May 17, 2017

MT. EVEREST BECKONED, SO HE CLIMBED WITHOUT A PERMIT. NOW HE’S UNDER ARREST.

[All foreign climbers are required to obtain an $11,000 permit that allows a mountaineer to climb Everest. Those caught climbing without a permit face a fine of twice the fee they were trying to evade. Fees are less for other mountains.]



By Rajneesh Bhandari and Nida Najar

Climbers passed a glacier at the Mount Everest base camp in Nepal last year.
Credit Tashi Sherpa/Associated Press
KATHMANDU, Nepal — A South African filmmaker who tried to climb Mount Everest without a permit has been arrested by the Nepali police in Kathmandu, officials there said on Wednesday.

The climber, Ryan Sean Davy, 43, was apprehended by a tourism official near the Everest Base Camp earlier this month and sent to Kathmandu, where he was arrested on Tuesday. He was prevented by the police from speaking with reporters.

In addition to the charge of climbing Everest without a permit, Mr.
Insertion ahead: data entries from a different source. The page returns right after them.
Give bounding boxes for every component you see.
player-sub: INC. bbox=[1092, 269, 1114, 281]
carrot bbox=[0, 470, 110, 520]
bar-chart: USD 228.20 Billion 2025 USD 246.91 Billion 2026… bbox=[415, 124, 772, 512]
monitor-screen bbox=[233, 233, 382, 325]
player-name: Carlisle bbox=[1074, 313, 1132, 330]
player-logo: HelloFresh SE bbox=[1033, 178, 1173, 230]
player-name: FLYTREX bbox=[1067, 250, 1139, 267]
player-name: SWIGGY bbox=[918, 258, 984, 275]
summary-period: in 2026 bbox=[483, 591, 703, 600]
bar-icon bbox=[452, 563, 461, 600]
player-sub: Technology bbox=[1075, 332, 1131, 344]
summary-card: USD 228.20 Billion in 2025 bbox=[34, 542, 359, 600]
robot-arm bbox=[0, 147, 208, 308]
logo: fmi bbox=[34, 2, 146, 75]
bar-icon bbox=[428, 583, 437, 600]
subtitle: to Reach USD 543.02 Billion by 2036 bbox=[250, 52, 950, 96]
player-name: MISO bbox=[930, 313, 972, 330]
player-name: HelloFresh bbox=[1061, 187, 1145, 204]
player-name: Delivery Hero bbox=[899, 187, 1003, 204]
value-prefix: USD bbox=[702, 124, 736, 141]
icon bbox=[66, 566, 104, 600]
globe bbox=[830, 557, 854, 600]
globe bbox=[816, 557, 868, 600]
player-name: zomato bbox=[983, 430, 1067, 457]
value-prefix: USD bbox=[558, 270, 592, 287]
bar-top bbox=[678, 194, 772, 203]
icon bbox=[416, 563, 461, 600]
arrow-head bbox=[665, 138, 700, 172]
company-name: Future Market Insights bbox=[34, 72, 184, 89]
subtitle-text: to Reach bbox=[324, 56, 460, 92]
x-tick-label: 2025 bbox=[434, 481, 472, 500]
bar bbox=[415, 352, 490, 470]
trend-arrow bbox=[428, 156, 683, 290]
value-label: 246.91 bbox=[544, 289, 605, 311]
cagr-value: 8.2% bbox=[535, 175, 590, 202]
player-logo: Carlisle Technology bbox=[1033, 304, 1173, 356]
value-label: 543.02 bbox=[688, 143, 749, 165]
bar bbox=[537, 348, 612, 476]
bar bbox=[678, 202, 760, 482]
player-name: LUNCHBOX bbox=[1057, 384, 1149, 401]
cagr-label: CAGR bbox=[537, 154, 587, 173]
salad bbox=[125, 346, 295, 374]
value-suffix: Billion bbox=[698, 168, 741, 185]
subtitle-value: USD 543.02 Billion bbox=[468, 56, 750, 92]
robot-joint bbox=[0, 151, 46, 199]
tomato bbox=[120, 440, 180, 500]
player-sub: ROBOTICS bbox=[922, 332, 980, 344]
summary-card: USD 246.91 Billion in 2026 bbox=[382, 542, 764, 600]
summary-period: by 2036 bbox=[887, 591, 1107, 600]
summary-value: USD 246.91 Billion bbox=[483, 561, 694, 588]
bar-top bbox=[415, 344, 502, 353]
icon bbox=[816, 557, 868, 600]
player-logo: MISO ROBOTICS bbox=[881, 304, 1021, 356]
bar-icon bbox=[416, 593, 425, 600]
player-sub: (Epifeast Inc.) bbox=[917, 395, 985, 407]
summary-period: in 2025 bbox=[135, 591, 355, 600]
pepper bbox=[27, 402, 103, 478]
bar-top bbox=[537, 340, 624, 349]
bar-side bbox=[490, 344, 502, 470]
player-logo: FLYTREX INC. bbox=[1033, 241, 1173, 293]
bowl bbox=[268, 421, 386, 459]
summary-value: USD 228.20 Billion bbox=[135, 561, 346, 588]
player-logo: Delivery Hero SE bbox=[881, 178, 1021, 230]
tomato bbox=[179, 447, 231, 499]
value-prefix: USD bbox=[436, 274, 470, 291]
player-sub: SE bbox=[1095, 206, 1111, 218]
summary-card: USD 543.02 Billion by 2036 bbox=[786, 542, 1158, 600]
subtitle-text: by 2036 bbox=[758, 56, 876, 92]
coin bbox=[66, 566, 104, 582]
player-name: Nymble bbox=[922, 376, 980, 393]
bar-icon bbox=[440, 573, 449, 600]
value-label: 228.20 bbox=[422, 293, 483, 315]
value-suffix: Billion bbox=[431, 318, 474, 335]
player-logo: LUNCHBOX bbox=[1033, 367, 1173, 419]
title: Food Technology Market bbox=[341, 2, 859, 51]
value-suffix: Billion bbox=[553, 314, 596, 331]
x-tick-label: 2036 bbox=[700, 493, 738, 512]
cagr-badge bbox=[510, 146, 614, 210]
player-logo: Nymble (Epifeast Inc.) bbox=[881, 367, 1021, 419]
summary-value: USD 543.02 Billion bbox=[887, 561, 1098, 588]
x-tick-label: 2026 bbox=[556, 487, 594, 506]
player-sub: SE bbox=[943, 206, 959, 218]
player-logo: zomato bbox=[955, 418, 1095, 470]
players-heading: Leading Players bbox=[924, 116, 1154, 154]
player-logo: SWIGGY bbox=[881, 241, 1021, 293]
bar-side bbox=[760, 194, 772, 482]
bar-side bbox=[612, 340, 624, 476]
Davy was accused of a public offense after a verbal altercation with the police.

All foreign climbers are required to obtain an $11,000 permit that allows a mountaineer to climb Everest. Those caught climbing without a permit face a fine of twice the fee they were trying to evade. Fees are less for other mountains.

Mr. Davy, a filmmaker, now faces a $22,000 fine and possibly more, if he is found to have climbed any other mountains in his time in Nepal. He could also be barred from the country for five years or from mountaineering in Nepal for up to 10 years, while facing jail time if he fails to pay the fine, the Nepali authorities said.

The arrest is the latest evidence of the great lengths some mountaineers go to reach the peak of Mount Everest. Several hundred climbers obtain the permits every year.

Mr. Davy arrived in Nepal on March 17, and received a $55 permit to climb to the Everest Base Camp. He took a bus to Jiri, east of Kathmandu, and hiked about 50 or so miles to Everest Base Camp, a process that takes days.

But he did not stop there. Though he had no permit, he climbed up through the Khumbu Icefall, a dangerous pass toward Everest from the base camp.

“I had reached 23,000 feet after a six-hour, fascinating, thrilling, magical, fantastical and awe-struck experience up the Ice falls, it’s everything I imagined,” he wrote on Facebook. “I could have stayed in there all day.”

He evidently returned to camp, because on May 5 he caught the attention of Gyanendra Shrestha, an official with the Department of Tourism.

“He was walking down to the Everest Base Camp, and I was suspicious of him as he was walking with all his mountaineering dress even below all the tents,” he said.

Mr. Shrestha wondered why he was not camping with the other climbers and stopped him. Mr. Davy admitted climbing without a permit and tourism officials then confiscated his passport and ordered him to report to the tourism department in Kathmandu.

Mr. Davy began his arduous journey back to the capital. On May 8, he wrote a Facebook post apologizing for what he had done, saying when he arrived at base camp, it became clear he lacked the funds for a permit.

“I was ashamed that I couldn’t afford the permit after all the help, preparation and what everybody had done for me during my training, it would have been a total embarrassment to turn around and accept defeat because of a piece of paper,” he wrote. “So I took a chance and spent the little money I had on more gear to climb and practice on the surrounding peaks for acclimatizing in preparing for a stealth entry onto Everest.”

He was arrested after refusing to give a written statement and arguing with the authorities, said a police inspector, Tulasa Khatiwada.

“He has given us a three-page written statement and we are investigating it,” said Dinesh Bhattarai, the head of the tourism department. “He will be punished according to the law.”

Nepal set the price of climbing permits quite high both to dissuade mountaineers from swarming the garbage-strewn site and to provide much-needed revenue.


Rajneesh Bhandari reported from Kathmandu, Nepal, and Nida Najar from New Delhi.